FD: If we look at medical education, and if we look at the challenges that are to come, both in our population and in primary care, we have a scarcity of workforce, we have a severely stretched workforce as it is, and we have an aging population in many countries.

Then there are additional influences on the health care system, be it either politically or by a pandemic, which stretches our workforce even further. And then to top it off, we train our medical graduates for more than a decade to be competitive, to go into a selection process, to always give 110% to, reduce their personal well-being just so they can pass an exam. It gets to a level where it is very threatening to the person him or herself, because life happens at the same time. And people forget about life happening at the same time. And we have a big problem with people dropping out. We have a big problem of people not working full time. We have a big issue with people being overworked or going into burnout. And we will have an even bigger problem, if all this is taken together and extrapolated for the next 2 or 3 decades. So I think this is a change that we need to go through as a society, but also especially as doctors, because we train each other in a way to forget about ourselves during that training.

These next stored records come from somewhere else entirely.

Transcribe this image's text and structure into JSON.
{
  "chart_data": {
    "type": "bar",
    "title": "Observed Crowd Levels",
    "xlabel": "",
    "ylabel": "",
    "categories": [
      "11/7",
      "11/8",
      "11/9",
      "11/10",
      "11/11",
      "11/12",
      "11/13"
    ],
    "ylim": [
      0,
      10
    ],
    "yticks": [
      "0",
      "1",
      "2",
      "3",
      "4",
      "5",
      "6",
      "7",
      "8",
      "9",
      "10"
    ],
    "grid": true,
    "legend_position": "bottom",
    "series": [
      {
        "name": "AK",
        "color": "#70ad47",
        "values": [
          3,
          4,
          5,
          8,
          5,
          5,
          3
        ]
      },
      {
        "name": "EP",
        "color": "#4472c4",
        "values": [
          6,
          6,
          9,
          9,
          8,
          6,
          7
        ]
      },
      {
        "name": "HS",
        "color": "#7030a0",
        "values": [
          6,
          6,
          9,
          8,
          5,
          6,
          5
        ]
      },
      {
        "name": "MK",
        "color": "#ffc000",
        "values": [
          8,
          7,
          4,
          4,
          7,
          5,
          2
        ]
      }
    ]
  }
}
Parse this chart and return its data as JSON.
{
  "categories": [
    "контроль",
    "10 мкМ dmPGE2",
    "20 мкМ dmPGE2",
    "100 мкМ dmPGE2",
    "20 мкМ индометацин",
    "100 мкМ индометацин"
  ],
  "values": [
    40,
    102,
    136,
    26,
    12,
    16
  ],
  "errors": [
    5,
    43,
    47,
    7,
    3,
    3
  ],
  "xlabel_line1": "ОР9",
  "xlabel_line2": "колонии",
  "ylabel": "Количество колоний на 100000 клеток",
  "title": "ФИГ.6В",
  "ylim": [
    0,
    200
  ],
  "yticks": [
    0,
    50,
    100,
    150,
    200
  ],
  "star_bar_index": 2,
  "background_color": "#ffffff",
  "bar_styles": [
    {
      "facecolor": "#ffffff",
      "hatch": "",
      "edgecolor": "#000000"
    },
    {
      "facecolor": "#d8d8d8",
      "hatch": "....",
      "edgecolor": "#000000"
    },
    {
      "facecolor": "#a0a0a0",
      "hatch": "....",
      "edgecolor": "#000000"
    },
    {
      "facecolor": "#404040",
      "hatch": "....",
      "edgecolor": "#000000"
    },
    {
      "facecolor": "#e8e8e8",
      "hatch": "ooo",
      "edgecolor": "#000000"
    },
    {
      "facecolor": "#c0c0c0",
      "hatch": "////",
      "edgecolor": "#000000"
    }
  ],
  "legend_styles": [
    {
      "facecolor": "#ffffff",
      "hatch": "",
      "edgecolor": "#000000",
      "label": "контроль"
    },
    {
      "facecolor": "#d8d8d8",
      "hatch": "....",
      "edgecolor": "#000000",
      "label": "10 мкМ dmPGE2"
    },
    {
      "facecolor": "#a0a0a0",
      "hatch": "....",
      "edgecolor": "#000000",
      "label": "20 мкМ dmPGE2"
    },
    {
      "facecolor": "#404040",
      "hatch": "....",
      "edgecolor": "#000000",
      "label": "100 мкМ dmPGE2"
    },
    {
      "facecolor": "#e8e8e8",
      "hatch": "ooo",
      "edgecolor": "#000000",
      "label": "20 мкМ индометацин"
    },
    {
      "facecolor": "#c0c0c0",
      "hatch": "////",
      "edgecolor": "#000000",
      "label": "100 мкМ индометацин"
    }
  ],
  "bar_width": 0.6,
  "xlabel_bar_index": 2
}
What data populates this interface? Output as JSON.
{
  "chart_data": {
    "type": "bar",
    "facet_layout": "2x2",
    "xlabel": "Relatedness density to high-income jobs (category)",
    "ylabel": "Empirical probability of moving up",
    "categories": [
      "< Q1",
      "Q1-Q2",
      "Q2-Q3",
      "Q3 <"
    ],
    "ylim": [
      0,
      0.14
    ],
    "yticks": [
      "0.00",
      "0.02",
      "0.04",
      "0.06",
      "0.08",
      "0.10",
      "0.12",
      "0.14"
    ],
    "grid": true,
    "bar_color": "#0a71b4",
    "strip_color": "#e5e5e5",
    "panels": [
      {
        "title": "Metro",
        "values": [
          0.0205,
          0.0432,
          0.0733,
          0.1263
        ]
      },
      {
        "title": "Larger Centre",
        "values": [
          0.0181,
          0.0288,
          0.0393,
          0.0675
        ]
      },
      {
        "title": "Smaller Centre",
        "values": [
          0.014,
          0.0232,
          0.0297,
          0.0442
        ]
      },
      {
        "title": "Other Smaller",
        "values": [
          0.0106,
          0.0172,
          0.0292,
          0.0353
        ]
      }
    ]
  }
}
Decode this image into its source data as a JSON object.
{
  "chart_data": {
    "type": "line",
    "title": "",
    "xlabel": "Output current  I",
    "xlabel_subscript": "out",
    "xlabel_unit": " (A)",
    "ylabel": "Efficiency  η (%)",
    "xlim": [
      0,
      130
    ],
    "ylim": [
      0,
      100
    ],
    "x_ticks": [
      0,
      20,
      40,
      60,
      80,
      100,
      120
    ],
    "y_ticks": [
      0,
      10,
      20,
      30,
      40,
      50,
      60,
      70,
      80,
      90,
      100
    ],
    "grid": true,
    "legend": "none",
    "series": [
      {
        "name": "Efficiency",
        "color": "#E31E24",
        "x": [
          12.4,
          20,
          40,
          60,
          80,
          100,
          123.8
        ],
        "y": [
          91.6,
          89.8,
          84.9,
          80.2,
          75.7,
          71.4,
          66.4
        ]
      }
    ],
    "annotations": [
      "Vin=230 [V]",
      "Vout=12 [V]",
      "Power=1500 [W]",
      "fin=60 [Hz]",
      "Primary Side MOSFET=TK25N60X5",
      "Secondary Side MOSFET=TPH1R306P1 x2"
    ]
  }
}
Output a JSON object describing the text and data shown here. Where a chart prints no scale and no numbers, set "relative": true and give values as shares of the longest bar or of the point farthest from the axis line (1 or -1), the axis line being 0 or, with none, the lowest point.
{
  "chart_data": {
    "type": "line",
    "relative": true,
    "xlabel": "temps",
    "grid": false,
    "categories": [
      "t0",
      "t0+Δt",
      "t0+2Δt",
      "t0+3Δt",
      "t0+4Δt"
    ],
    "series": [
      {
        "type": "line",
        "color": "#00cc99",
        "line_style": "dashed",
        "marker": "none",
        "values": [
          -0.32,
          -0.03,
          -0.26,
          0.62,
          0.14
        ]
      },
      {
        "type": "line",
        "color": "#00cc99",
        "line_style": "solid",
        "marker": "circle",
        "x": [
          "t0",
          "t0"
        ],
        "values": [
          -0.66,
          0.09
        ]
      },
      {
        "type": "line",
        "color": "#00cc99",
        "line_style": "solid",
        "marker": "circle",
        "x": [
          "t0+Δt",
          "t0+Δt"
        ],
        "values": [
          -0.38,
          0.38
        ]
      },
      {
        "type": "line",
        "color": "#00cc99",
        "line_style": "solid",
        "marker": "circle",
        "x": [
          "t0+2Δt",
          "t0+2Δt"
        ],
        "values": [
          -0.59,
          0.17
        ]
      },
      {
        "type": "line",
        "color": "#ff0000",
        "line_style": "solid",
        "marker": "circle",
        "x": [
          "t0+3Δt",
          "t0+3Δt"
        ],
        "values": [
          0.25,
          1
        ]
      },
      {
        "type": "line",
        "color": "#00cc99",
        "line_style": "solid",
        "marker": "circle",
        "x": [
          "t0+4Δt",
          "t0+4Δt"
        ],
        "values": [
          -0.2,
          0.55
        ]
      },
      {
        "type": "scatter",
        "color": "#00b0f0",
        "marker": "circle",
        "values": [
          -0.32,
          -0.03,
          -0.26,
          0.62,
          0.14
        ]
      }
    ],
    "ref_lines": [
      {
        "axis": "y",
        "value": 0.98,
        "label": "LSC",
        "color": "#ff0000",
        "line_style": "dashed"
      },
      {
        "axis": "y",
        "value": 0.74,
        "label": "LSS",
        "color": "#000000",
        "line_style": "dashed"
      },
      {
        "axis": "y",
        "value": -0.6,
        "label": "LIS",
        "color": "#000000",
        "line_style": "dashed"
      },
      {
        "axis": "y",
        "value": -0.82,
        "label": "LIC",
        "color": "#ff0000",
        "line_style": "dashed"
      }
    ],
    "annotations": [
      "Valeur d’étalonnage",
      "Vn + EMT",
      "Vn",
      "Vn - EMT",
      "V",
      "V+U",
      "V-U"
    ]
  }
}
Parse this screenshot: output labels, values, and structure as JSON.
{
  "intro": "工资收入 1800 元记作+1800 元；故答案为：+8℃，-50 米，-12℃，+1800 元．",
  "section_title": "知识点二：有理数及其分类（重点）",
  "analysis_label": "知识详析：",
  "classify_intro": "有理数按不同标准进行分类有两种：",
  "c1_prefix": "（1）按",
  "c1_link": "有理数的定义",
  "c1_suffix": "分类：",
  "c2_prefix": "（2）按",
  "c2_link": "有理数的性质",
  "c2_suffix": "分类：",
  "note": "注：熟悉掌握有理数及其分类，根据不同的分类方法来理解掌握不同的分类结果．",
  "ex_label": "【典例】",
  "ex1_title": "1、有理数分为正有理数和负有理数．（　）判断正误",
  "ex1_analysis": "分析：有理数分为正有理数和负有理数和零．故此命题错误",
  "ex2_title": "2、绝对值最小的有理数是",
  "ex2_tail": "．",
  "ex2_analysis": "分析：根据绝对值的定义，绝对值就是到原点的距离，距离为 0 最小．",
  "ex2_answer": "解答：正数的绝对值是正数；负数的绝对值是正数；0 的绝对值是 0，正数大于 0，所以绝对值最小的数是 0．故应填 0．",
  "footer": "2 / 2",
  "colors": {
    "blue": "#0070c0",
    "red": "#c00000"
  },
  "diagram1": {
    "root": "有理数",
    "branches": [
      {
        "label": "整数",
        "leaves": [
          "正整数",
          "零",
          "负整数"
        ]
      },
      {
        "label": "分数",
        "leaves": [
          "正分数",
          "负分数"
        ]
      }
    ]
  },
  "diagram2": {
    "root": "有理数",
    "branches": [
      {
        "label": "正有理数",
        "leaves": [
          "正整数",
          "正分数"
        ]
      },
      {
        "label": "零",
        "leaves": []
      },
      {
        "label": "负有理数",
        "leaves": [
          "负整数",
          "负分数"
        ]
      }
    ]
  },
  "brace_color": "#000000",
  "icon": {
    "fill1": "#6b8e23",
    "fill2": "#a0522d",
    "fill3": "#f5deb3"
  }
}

If you speak to doctors, a very few have found this sweet spot and are content. Very many are very frustrated, very overworked, and feel like they’re being pushed around by bureaucracy, by patients, by standards that they have to uphold. And a lot feel they have very little self-efficacy in their daily lives. And that’s something that we need to change.

There are many different things we have to change and I think the cultural change towards wellbeing, and making this a key element of our future curricula, is one of the key elements that we need to address, especially as an organization. It requires organizational changes, personal changes, but there needs to be a cultural change in how we see doctors and being a doctor.

DMacA: Thank you very much. That’s a wonderful message to end on- the wellbeing of doctors. Thank you very much indeed.

“Very many are very frustrated, very overworked, and feel like they’re being pushed around by bureaucracy, by patients, by standards that they have to uphold. And a lot feel they have very little self-efficacy in their daily lives. And that’s something that we need to change… It requires organizational changes, personal changes, but there needs to be a cultural change in how we see doctors and being a doctor.”